Fentie triggers downtown election

Premier Dennis Fentie has called a byelection for Whitehorse Centre on December 13. He dropped the writ Friday morning. On Wednesday evening, the Yukon Party acclaimed Mike Nixon as its candidate for the riding.

Premier Dennis Fentie has called a byelection for Whitehorse Centre on December 13.

He dropped the writ Friday morning. On Wednesday evening, the Yukon Party acclaimed Mike Nixon as its candidate for the riding.

The affable 41-year-old is the past owner of the Family Fun Centre in Riverdale. Today he runs a property management company and a graphic design firm.

He may prove a clever choice for a party that’s routinely portrayed by the opposition as cold-hearted and arrogant.

In 2002, Nixon’s young son, Jack, was diagnosed with autism. He soon discovered there were no services available in the territory that targeted the neurological disorder.

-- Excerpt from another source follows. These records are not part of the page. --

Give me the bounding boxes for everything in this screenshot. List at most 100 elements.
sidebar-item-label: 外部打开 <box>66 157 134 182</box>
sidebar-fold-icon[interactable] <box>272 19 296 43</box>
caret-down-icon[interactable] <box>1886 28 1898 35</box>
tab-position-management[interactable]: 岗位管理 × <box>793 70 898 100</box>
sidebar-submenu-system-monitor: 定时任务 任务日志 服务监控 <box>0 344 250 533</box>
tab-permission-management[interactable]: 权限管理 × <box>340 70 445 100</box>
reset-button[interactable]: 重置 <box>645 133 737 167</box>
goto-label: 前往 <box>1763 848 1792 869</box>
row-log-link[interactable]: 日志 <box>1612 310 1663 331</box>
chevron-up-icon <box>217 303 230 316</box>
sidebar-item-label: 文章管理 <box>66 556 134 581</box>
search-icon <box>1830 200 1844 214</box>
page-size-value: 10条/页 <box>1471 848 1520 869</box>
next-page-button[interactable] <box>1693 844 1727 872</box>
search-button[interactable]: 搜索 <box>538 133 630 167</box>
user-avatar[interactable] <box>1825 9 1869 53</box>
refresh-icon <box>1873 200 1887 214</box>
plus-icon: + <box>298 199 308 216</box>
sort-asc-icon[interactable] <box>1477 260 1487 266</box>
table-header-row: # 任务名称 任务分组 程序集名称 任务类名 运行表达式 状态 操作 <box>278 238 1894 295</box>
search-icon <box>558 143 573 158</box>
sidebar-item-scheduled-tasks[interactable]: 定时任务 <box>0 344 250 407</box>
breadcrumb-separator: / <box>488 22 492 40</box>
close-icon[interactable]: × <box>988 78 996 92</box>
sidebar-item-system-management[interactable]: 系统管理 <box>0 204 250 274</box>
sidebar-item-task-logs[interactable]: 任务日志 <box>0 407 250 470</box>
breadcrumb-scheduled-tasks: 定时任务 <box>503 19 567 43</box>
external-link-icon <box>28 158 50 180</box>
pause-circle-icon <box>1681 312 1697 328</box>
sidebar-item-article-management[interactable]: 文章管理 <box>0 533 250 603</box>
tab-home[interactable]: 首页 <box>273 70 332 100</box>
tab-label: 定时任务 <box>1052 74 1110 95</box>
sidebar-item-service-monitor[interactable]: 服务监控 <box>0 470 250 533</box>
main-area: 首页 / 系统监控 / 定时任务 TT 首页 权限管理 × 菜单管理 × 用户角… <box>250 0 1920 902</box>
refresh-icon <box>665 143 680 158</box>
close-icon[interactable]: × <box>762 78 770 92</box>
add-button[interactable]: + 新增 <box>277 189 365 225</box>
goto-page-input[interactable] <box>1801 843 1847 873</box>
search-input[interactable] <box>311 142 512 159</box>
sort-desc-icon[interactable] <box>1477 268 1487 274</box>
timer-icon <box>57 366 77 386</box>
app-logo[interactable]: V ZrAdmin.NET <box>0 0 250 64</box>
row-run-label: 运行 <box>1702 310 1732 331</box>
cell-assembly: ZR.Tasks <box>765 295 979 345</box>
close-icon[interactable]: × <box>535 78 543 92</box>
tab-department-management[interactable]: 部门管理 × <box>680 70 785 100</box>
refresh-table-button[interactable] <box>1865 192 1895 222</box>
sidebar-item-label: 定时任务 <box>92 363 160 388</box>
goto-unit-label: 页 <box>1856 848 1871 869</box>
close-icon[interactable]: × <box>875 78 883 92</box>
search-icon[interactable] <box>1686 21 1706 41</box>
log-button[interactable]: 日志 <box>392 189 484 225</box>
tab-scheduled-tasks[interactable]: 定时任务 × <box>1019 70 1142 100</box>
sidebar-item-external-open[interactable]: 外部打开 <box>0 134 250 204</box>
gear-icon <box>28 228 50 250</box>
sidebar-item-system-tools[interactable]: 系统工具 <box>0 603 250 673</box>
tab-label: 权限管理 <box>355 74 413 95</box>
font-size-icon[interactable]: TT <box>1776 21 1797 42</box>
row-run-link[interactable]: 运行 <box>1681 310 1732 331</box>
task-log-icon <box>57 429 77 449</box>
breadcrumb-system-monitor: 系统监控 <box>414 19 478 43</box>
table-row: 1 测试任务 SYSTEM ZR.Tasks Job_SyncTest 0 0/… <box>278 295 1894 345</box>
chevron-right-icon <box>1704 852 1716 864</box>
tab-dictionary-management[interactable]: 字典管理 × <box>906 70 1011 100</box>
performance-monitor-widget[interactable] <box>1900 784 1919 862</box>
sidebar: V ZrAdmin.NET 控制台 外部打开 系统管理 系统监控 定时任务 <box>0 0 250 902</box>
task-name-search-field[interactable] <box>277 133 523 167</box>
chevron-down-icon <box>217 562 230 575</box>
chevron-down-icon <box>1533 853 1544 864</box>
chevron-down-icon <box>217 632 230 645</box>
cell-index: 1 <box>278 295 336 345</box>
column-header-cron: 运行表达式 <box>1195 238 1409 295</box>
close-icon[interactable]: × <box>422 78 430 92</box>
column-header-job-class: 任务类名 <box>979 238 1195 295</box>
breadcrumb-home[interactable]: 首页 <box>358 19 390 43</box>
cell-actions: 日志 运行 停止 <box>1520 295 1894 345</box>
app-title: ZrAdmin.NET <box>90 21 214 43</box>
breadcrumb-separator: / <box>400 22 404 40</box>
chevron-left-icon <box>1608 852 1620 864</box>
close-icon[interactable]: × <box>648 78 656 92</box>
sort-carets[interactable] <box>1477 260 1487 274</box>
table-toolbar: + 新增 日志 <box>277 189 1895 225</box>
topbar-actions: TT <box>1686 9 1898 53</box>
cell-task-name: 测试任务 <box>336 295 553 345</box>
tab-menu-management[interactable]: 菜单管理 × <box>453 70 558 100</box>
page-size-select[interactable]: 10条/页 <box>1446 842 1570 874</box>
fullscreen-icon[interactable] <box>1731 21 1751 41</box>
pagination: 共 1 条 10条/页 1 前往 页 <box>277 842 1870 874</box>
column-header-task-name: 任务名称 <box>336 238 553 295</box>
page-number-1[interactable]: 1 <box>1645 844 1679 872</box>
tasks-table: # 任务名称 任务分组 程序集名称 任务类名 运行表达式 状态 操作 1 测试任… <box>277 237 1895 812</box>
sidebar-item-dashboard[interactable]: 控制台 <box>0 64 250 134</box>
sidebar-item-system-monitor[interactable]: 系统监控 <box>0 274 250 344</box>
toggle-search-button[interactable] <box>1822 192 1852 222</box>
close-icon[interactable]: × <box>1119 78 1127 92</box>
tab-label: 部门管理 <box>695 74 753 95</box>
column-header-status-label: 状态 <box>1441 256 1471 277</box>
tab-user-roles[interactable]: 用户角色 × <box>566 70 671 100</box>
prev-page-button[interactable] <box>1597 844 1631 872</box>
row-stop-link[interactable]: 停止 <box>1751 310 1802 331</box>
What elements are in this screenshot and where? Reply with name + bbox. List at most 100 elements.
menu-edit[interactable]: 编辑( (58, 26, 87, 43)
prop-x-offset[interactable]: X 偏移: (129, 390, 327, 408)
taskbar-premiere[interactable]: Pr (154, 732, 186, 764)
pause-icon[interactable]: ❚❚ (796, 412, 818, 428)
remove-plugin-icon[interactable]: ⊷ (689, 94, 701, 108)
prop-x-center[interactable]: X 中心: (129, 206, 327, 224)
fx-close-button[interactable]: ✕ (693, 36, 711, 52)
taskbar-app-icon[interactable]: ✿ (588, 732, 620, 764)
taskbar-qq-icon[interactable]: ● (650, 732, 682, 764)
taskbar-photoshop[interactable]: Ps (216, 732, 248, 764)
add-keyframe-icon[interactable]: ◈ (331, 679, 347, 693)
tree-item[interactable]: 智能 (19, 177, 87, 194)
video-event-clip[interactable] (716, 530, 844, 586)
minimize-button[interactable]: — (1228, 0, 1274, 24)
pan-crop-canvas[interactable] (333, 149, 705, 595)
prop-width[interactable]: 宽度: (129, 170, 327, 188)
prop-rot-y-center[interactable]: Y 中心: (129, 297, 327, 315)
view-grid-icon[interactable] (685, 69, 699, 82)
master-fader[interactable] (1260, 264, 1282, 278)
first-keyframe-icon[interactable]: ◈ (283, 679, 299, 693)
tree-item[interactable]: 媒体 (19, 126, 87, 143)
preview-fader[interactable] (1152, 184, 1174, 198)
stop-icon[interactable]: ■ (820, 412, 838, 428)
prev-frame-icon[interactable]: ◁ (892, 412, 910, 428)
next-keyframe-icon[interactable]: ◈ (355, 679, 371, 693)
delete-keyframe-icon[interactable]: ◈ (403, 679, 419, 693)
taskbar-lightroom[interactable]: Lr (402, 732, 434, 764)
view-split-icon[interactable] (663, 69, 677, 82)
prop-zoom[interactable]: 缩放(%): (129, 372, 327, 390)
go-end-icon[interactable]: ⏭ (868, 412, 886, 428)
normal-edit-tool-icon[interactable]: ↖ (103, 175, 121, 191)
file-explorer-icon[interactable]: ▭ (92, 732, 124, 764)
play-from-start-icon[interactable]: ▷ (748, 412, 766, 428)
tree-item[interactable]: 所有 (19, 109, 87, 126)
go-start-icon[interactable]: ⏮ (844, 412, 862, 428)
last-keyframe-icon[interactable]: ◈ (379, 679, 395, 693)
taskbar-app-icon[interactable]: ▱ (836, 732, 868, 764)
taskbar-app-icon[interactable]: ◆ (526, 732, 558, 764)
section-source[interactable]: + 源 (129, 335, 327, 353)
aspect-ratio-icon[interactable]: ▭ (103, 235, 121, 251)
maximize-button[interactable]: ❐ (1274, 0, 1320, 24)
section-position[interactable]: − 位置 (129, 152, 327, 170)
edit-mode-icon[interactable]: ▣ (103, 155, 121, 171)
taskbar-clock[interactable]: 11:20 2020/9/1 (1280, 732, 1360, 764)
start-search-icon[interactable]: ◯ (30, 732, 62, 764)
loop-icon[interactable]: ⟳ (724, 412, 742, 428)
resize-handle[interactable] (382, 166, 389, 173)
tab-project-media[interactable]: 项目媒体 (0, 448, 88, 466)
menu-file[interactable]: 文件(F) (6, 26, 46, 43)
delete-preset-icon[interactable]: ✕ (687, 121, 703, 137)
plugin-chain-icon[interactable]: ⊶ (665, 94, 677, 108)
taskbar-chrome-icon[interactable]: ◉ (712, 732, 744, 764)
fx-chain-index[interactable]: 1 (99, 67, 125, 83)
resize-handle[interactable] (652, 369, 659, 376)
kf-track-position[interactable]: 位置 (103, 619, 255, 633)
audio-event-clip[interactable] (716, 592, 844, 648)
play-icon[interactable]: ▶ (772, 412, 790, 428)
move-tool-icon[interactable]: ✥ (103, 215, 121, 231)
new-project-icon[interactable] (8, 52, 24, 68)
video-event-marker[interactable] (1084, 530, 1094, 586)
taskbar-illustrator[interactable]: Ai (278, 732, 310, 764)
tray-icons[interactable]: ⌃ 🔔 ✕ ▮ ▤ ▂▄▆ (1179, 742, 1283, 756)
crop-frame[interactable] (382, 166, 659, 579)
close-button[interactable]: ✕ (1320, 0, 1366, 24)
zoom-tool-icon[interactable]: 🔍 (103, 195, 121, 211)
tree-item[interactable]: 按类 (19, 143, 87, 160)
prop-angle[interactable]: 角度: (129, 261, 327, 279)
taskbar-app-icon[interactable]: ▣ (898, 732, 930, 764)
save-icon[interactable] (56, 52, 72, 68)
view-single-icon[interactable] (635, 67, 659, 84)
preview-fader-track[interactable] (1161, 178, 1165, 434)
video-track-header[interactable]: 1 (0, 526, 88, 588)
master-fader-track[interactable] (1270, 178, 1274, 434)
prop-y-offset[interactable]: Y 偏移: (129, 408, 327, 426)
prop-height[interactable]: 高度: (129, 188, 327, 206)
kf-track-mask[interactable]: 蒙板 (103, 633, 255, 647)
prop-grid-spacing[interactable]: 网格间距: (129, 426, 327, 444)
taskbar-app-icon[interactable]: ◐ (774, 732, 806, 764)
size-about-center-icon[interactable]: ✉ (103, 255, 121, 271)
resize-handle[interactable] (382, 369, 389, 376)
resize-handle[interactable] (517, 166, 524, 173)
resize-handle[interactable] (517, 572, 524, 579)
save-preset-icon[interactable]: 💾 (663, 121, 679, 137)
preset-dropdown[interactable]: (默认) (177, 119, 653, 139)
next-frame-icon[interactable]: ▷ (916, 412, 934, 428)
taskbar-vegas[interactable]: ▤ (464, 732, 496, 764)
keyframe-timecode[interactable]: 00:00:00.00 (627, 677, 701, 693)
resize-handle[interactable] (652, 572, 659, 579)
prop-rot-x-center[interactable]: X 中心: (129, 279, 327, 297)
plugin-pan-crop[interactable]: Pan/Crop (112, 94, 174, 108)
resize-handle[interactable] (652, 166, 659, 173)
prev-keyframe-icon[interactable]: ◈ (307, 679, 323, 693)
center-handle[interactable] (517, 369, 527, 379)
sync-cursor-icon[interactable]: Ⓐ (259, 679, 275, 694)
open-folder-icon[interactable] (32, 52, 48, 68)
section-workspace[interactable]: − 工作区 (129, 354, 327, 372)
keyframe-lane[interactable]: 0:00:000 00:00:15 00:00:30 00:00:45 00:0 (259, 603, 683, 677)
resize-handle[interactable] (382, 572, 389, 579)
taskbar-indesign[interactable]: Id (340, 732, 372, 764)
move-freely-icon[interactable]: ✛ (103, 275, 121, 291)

“So I rolled up my sleeves and went to work,” said Nixon. He co-founded Autism Yukon. In co-operation with the territorial government, the group helped establish services for autistic children.

“They took a risk,” he said of the Yukon Party. “And today, many families with children who have autism are benefitting from the services in the Yukon. And these services are second to none.”

He also spent five years working with at-risk youth in the downtown area. “I’ve travelled every street and every alley in downtown Whitehorse, connecting with people in need,” said Nixon.

If elected, Nixon would push for greater benefits for the disabled and elderly, he said.

Nixon also lauded the Yukon Party’s “progressive approach” to social problems that affect the downtown. He named as accomplishments the Safer Communities and Neighbourhoods Act, the street crime reduction unit, support for Habitat for Humanity, a new seniors’ complex and work to revitalize the downtown core.

“I see the good this Yukon Party government is doing, and I want to be a part of it.”

The seat for Whitehorse Centre has sat empty since the NDP’s Todd Hardy succumbed to cancer in late July. Nixon began his acceptance speech by acknowledging Hardy’s legacy.

The meeting was held at the MacBride Museum. It was a perfunctory affair, lasting only about 20 minutes and attended by approximately 50 people.

Nixon will need to hustle. The byelection campaigns of both opposition parties started in September. The NDP is running its unelected leader, Elizabeth Hanson, while the Liberals have thrown longtime downtown resident Kirk Cameron into the race.

Fentie lauded Nixon for his enthusiasm and community spirit. “I don’t think we could have found a better candidate,” he said.

Party president Carel Alexander met Nixon when he first moved to Whitehorse. She was his landlord.

“He’s a genuinely sincere guy that I can’t help but to like when I talk to him,” she said.

Yukon Senator Daniel Lang, who helped found the Yukon Party, welcomed the sight of “a whole new generation” becoming active in the party.

“He’s bringing new ideas. He cares about people and public service. And he knows how to work.”

He should know. Nixon is his son-in-law.